Final frontier: On to Titan — Maybe Permanently

In “another win for Elon Musk’s launch company,” smiles Mark R. Whittington at the Hill, NASA chose the “SpaceX Falcon Heavy to launch the Dragonfly aerial probe to Titan” because it could “reduce the time Dragonfly would take to get to Titan.” SpaceX’s “relentless drive to make space launches cheaper and more reliable” has also “made the Artemis return to the moon program possible,” while “benefiting planetary missions as well.” When Dragonfly lands “in 2034, after a six-year voyage,” it’ll explore “using eight rotor blades as a vertical takeoff and landing drone” to “examine one of the most enigmatic celestial bodies in the solar system.” Who knows? “Children growing up today may live to see, in their old age, settlers braving the cold and deadly conditions of the strangest of new worlds, like Titan.”

Libertarian: A Tentative Win for Small Business

“Last week, a federal judge in Texas issued a temporary restraining order against a new requirement that small companies identify their owners to the federal government,” cheers Reason’s J.D. Tuccille. The judge found the law “didn’t even pretend to assert constitutional justification” for the rule. Good: “Many small businesses remain unaware of the intrusive rule” and face steep fines imposed via the Corporate Transparency Act in 2021, set to take effect in January.

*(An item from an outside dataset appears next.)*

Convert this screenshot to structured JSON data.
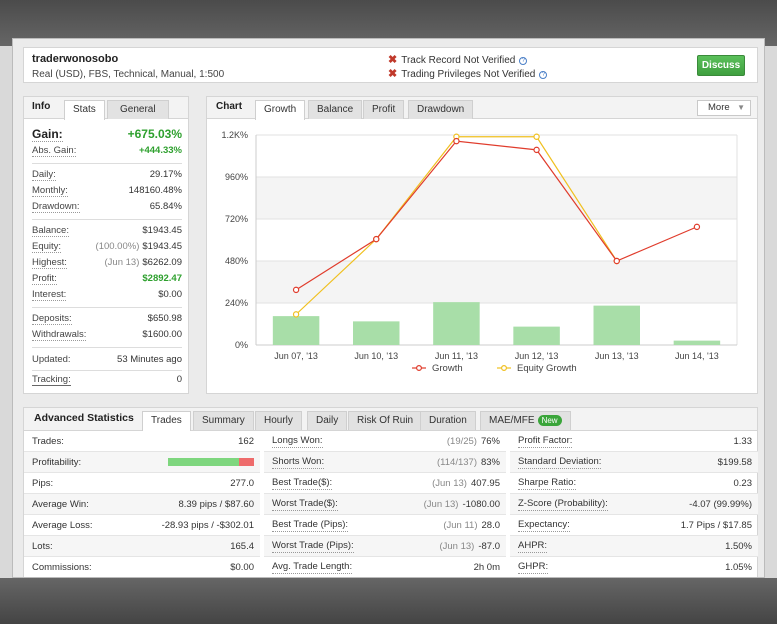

This follows a related federal-court ruling that imposed a nationwide injunction against the CTA — but the Biden administration “intends to appeal the decision,” so “the legal fight over the constitutionality of the CTA and the rules it imposes continues.” For now, “celebrate a welcome slap-down of an effort to expand government intrusions into new areas of our lives.”